Myślę, nie piję tu Snajper do Ciebie, że wielu z posiadaczy czworonogów uwaza, ze jak daje jeść, pogłaska, wyjdzie na spacer to jest spełniony i taki człowiek nigdy swojego czworonoga nie zrozumie, moze nawet jego oczekiwania sa nieadekwatne do możliwosci, nie wiem sama. Ale na przykład spotkałam się u znajomych z takim szokującym zjawiskiem, pies dostaje miske zarcia i nikt do niego nie ma prawa podejść, znajomy stwierdził, ze obrona miski jest u psa wrodzonym instynktem. Dlaczego szok, bo ja moim wszystkim psom, mogłam zarcie z gardła wyjąć ręka a nie tylko z miski i nigdy mi do głowy nie przyszło, że pies mógłby zawarczec , co gorsza zadnemu psu też to do głowy nie przyszło.
Ostatni mój pies, a raczej suka owczarek niemiecki, przybył do naszego domu, gdy chłopcy już nie byli mali, ale jeszcze dzieci, chyba 2 i 7 klasa, pierwsza sprawa toczyli z nią walki-zabawy, tak autentycznie wygladające, że gdybym nie wiedziała ze to zabawa to chyba dostałabym zawału
i co powiedzie moja kochana sunia uwielbiała przegrywać, jak za długo nie mogli sobie z nia poradzić, to sie zwyczajnie im podkładała....
Pisałam już o tym, jak ułozyła sobie hierarchię, ja z mężem, starszy syn, ona i młodszy.

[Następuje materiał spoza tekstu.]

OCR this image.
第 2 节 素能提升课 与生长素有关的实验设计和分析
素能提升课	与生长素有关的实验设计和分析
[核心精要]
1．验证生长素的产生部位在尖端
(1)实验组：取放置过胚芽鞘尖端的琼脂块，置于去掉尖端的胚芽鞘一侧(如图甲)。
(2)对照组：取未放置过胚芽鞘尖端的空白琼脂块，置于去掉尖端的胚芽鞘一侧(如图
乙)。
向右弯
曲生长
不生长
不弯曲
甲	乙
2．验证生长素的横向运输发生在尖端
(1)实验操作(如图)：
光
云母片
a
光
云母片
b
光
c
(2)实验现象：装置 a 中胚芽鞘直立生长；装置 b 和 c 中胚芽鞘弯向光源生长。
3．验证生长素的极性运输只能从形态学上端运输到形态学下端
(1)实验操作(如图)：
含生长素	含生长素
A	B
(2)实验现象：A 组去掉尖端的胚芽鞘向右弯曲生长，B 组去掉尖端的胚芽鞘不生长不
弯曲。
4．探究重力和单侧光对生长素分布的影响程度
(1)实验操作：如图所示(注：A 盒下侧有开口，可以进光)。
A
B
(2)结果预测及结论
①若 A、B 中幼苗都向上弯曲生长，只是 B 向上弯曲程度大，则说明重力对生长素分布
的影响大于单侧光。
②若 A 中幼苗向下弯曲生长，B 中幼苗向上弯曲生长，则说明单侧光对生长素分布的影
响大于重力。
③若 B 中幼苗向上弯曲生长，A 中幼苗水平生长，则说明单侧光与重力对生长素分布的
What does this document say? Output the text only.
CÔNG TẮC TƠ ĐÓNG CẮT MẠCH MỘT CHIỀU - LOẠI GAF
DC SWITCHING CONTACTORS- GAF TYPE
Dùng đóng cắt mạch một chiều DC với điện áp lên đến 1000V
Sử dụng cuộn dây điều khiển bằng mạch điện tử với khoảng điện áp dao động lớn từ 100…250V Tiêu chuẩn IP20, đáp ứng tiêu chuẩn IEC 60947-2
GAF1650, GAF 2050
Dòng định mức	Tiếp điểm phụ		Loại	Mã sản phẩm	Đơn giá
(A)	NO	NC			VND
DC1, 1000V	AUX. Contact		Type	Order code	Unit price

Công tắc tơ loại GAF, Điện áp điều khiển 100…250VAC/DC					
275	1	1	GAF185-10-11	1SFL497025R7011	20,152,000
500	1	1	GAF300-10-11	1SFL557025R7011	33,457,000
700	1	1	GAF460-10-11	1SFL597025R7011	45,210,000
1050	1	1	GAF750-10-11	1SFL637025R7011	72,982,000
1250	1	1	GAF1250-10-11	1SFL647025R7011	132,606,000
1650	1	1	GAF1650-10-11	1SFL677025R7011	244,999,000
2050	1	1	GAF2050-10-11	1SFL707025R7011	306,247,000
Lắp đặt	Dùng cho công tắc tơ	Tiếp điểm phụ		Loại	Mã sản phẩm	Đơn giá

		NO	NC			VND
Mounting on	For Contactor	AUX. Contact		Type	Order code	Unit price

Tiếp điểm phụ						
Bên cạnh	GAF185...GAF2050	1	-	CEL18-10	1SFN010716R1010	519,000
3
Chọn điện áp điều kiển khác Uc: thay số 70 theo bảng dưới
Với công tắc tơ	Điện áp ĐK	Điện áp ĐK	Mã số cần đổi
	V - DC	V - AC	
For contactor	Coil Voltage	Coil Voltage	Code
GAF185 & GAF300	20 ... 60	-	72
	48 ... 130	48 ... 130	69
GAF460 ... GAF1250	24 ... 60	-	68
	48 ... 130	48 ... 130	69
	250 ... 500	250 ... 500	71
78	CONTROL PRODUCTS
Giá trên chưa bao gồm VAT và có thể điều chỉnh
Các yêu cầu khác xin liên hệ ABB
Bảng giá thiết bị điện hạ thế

Skoro on nas słucha, to jej tez i nie mozna było wbić jej do głowy, że ma być inaczej. I nie chodziło o jakieś robienie krzywdy, ona go uwielbiała, chroniła po swojemu ale nie słuchała i tylko dzięki uporowi syna i pewnemu wydarzeniu, spadła na koniec kolejki. Najmłodszy jako jedyny wychodzacy z nia na spacer, nie spuszczał ją ze smyczy, bo wiadomo było, ze go nie posłucha. I raz wrócili ze spaceru, piec potulny jak owieczka, a syn... kurtka, spodnie normalnie zdarte. Co się okazało, gdzieś pod samochód wleciał kot, pies chciał pobiec, ale był na smyczy, więc całą siłą pociągnął i przewlókł syna po betonowym parkingu jaki mamy koło domu, ot próba sił i panowania zakonczona zwycięstwem, sunia od tego zdarzenia pokornie zniosła swój spadek z drabiny i zajmując do końca zycia ostatnie miejsce w naszej rodzinie.
A jaki z niej był mediator, kiedy chłopcy cos tam spsocili i na przykład pokrzyczałam, co ona wyprawiała zeby odwrócić od nich moja uwagę, cała złość mi przechodziła i pękaliśmy ze śmiechu. A ona była taka szczęśliwa.
A wchodzenie do domu, nigdy nie zwracałam uwagi na kolejność.. Czasem pies musiał czekać za progiem aż wrócę ze ścierką zeby chociaż troche błota zdjąć z łap i brzucha
czasem wchodziła pierwsza, chyba nikt u nas nie zwracał uwagi na kolejność.